3. The growth in defense expenditure is concealed by using secret expenditure sections in the state budget, while the share of classified articles is increasing annually (Jushkin Citation2018). In 2009, 10 percent of federal budget expenses were classified (including defense); in 2015, 20 percent of federal budget expenses were classified; in 2016, 22 percent of federal budget expenses were classified (nearly doubling since 2014); in 2017, of the proposed increases of total budget expenditures, only 53 percent were non-classified.

5. The data are structured quarterly since most of my explanatory variables are available on a quarterly basis, including oil and gas exports, presidential approval ratings, and Russia’s economic growth. In addition, the average quarterly share of aggressive speeches provides for more easily interpretable results, since there are not enough observations for monthly averages.

11. An alternative way to test for my hypotheses is to structure the dependent variable not as a share of aggressive sentences per quarter, but rather as a count variable (number of aggressive sentences in a given speech).
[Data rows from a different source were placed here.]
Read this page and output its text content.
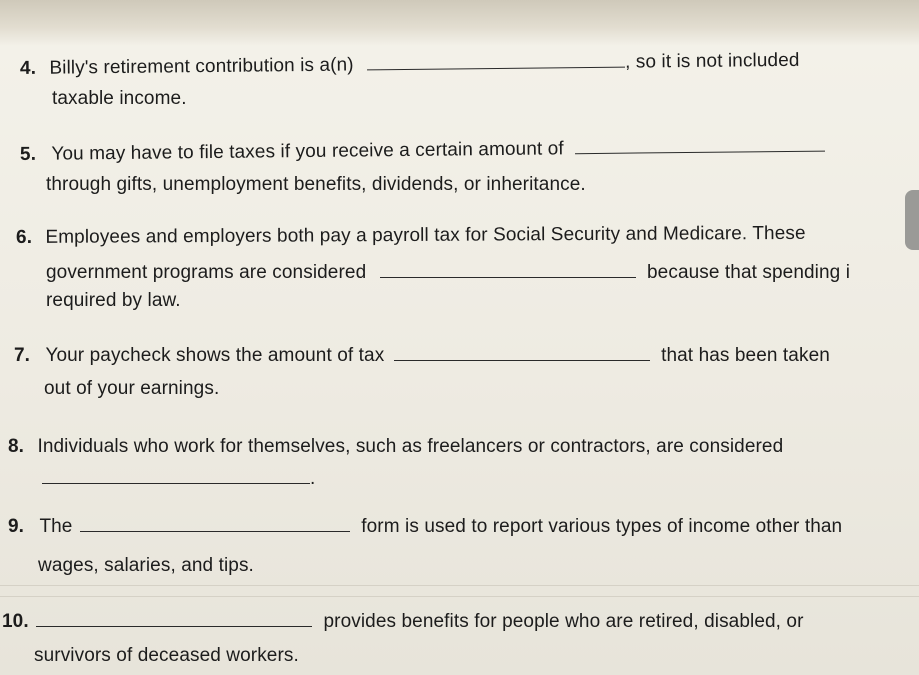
4. Billy's retirement contribution is a(n)	, so it is not included
taxable income.
5. You may have to file taxes if you receive a certain amount of
through gifts, unemployment benefits, dividends, or inheritance.
6. Employees and employers both pay a payroll tax for Social Security and Medicare. These
government programs are considered	because that spending i
required by law.
7. Your paycheck shows the amount of tax	that has been taken
out of your earnings.
8. Individuals who work for themselves, such as freelancers or contractors, are considered
.
9. The	form is used to report various types of income other than
wages, salaries, and tips.
10.	provides benefits for people who are retired, disabled, or
survivors of deceased workers.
In this case the dependent variable contains 457 observations (based on the number of speeches in the dataset). When structured as a count variable, my dependent variable becomes a discrete dependent variable, and the use of least squares is not appropriate in this case. Because of overdispersion of my dependent variable, I used the negative binominal regression rather than the poisson distribution for my analysis. In this specification of my dependent variable, the “Oil” hypothesis again found the strongest confirmation. The coefficients to the lagged oil and export variables were positive and statistically significant at 95 percent and 90 percent confidence levels in most models. Combined with the above results, these findings confirmed my original expectation: higher oil prices are associated with the more assertive foreign-policy rhetoric of Russian presidents.